Oracle PL SQL: Delete Duplicate Rows and Increment Duplicates in Another Column

时间:2015-07-31 19:36:59

标签: sql oracle plsql

I am inserting data into another table that will delete the duplicates and sum up the quantity for those duplicates in another column. I am new to PL SQL so I am having trouble building this table. What I have is 16 columns of data. The table I am pulling from and the table that I am inserting to have the same number of columns. I need to get rid of the duplicates according to 2 different columns. So if the data in c1 is "aaa" and the data in c2 is "bbb", I need to get rid of the rest of the columns that have the exact same data in the same places. There is also a quantity column that I need to sum up for specific c1 and c2. So the last one of the duplicates will have the values that all of the duplicates had in the quantity column, just summed up with the values that were deleted.

1 个答案:

答案 0 :(得分:0)

This should do it. Note -- it sets the "dup_count" column equal to the number of duplicates that were deleted. So, e.g., if there were three identical rows, the dup_count would be 2.

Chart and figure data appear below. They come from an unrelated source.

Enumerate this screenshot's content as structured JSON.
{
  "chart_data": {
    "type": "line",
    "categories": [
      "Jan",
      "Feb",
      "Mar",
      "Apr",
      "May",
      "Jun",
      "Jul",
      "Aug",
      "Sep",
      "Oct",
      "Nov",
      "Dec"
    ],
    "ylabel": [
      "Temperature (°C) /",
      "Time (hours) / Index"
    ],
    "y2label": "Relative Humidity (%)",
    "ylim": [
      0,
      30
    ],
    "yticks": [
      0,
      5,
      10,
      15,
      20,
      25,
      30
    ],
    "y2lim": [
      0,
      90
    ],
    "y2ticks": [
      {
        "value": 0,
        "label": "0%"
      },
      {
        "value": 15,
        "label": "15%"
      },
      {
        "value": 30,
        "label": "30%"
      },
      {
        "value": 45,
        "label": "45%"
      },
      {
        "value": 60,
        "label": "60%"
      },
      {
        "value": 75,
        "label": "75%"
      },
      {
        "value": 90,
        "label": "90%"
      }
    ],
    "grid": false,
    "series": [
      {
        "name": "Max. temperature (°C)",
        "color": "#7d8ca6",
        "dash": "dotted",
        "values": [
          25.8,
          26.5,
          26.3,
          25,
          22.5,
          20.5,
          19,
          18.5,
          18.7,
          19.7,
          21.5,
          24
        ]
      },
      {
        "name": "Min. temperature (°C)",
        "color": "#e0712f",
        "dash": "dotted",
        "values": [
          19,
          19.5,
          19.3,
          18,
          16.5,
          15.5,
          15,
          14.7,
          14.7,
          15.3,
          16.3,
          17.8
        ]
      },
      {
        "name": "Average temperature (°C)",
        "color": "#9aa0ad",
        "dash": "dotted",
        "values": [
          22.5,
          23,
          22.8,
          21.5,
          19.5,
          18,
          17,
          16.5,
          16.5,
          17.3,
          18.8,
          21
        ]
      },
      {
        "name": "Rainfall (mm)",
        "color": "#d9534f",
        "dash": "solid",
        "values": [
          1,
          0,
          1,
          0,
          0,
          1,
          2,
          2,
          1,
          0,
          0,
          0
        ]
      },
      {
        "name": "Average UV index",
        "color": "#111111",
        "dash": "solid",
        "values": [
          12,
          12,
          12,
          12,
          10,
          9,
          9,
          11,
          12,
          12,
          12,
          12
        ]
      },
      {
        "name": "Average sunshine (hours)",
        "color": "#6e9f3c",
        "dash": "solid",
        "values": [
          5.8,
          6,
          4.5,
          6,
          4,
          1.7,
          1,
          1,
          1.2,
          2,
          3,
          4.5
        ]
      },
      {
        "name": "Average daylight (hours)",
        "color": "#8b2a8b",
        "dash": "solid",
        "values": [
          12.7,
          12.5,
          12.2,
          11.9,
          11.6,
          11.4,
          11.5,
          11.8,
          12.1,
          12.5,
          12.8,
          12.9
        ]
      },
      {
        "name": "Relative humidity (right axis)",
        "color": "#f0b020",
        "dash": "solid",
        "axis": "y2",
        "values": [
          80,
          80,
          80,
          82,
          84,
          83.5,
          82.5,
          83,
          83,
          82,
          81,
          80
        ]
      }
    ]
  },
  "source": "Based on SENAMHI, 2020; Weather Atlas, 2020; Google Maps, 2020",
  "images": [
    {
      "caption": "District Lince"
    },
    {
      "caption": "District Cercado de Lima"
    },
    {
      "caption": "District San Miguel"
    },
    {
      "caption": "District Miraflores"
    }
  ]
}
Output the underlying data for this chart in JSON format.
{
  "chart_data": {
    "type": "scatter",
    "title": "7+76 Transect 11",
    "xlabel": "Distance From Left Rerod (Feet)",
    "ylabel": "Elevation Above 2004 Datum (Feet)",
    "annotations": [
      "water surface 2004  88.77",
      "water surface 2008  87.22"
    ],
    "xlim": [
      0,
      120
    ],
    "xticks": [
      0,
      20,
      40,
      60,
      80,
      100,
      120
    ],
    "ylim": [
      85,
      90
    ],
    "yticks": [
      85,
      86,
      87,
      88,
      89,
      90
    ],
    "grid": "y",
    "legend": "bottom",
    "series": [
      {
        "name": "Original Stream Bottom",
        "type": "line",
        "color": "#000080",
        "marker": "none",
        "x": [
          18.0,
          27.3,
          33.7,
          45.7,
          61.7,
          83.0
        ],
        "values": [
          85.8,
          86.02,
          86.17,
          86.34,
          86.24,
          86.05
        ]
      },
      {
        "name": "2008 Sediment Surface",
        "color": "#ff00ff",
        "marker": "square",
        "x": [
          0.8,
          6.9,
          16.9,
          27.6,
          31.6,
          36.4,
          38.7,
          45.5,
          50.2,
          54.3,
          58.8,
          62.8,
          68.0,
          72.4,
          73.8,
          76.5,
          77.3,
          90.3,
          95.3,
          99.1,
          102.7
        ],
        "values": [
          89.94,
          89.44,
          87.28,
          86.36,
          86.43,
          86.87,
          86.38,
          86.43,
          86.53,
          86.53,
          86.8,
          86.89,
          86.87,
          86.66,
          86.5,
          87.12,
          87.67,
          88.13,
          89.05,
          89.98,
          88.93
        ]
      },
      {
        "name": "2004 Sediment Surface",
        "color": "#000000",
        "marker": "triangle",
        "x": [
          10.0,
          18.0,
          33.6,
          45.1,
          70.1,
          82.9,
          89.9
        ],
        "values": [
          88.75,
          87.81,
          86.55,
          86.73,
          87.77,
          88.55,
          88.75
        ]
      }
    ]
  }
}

Also, there is a little ambiguity in your question. You say:

There is also a quantity column that I need to sum up for specific c1 and c2

... but you will still be left with multiple rows having identical values for c1 and c2, if the other columns were different. I understood your requirements to mean that all the columns needed to be identical, not just the c1 and c2 columns. If I misunderstood, just remove the extra columns from the PARTITION clauses.

merge into dup_table t
using ( SELECT rowid row_id, c1, c2, data1, data2, count(*) over ( partition by c1, c2, data1, data2) -1 dup_count, row_number() over ( partition by c1, c2, data1, data2  order by rowid) rn
               FROM dup_table ) u
on ( t.rowid = u.row_id )
when matched then  update set t.dup_count = u.dup_count  delete where u.rn > 1;         

Full script:

DROP TABLE dup_table;

CREATE TABLE dup_table ( c1 number, c2 number, data1 varchar2(10), data2 varchar2(10) );

INSERT INTO dup_table values ( 1, 1, 'A', 'A');
INSERT INTO dup_table values ( 1, 1, 'A', 'A');
INSERT INTO dup_table values ( 1, 1, 'A', 'A');
INSERT INTO dup_table values  ( 1, 1, 'B', 'C');
INSERT INTO dup_table  values ( 1, 1, 'B', 'C');
INSERT INTO dup_table values  ( 1, 2, 'A', 'A');
INSERT INTO dup_table values  ( 1, 2, 'A', 'A');
INSERT INTO dup_table values  ( 1, 2, 'A', 'A');
INSERT INTO dup_table  values ( 1, 2, 'B', 'C');
INSERT INTO dup_table values  ( 1, 2, 'B', 'C');
INSERT INTO dup_table values  ( 1, 3, 'A', 'A');

ALTER TABLE dup_table ADD (dup_count NUMBER DEFAULT 0 );

merge into dup_table t
using ( SELECT rowid row_id, c1, c2, data1, data2, count(*) over ( partition by c1, c2, data1, data2) -1 dup_count, row_number() over ( partition by c1, c2, data1, data2  order by rowid) rn
               FROM dup_table ) u
on ( t.rowid = u.row_id )
when matched then  update set t.dup_count = u.dup_count  delete where u.rn > 1;               

select* from dup_table;